Has anyone tried strong androgens at very high doses for a short period of time to wake up androgen receptors ?
And I don’t mean proviron, masteron or testosterone.
I mean trenbolone or mtren.
Did that work ?
Has anyone tried strong androgens at very high doses for a short period of time to wake up androgen receptors ?
And I don’t mean proviron, masteron or testosterone.
I mean trenbolone or mtren.
Did that work ?
I have tried tren, halo, NPP… etc. for me nothing good came from them.
I do think there is logic in shock therapy. Bipolar Androgen Therapy is used sometimes for another condition with likely the same mechanisms as PFS. It take 6 months with one massive injection of test cyp per month in a pre shut down state. The aim of this is for constant change and shock.
I think the steroid recovery’s have a commonality being they often include large fluctuations in hormone levels.
Keep in mind for many androgens can worsen PFS.
Good thing you already tried them, I was about to place an order for tren and mtren.
That’s really a shame that even the most steroids on Earth can’t solve such an issue.
I really don’t feel that well with e2 only, it just makes massages and any touch to the skin feel incredible, but something is definitely missing in my personnality on this protocole.

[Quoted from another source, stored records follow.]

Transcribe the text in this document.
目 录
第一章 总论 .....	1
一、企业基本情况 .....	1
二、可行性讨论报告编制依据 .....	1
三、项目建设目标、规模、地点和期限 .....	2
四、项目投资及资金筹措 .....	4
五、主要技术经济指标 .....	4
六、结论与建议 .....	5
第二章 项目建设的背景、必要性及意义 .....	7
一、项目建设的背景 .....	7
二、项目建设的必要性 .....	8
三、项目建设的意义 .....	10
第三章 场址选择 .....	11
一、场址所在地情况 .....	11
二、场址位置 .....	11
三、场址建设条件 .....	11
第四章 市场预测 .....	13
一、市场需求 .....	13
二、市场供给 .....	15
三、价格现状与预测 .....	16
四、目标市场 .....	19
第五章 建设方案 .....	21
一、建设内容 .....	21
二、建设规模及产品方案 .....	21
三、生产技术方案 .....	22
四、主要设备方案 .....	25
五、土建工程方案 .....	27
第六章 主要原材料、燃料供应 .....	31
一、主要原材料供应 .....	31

I wonder if MENT or Dbol would give the best of both worlds as they are strong androgens with a massive estrogen conversion.
Dbol felt less harsh for me likely as a result of high conversion. It’s not beneficial however.
I recommend watching Dr Alfonso and Mitch video on YouTube. That explains it well. The benefits in what I do results largely from lowered androgens (in my case castrate levels). It is about matching the AR : androgens equilibrium and in PFS affected tissues AR is hypersensitive to androgens. I believe something crazy like 100 times more sensitive. In the literature castrate levels are optimal for growth. Also in the literature estrogens, anti-androgens and other hormones bind to AR in agonist way (not like in normal tissues without the issue which do not allow binding of other steroid ligands to its binding domain).
Why aren’t we all hyper-sexual you may ask from the above? Well hypersensitive tissues to androgens at the overexpression level results in suppression of tissue growth in a normal androgen level environment. Picture a bell curve - there are increased benefits until you hit the peak and then the direct opposite occurs beyond that point. We are way past the peak and there is likely some gene that is not regulating AR back to normal.
In a certain way it’s way easier for me because PFS is so severe and widespread, that the response to low androgens is therapeutic and brings some androgenic effects I would have previously got from androgens.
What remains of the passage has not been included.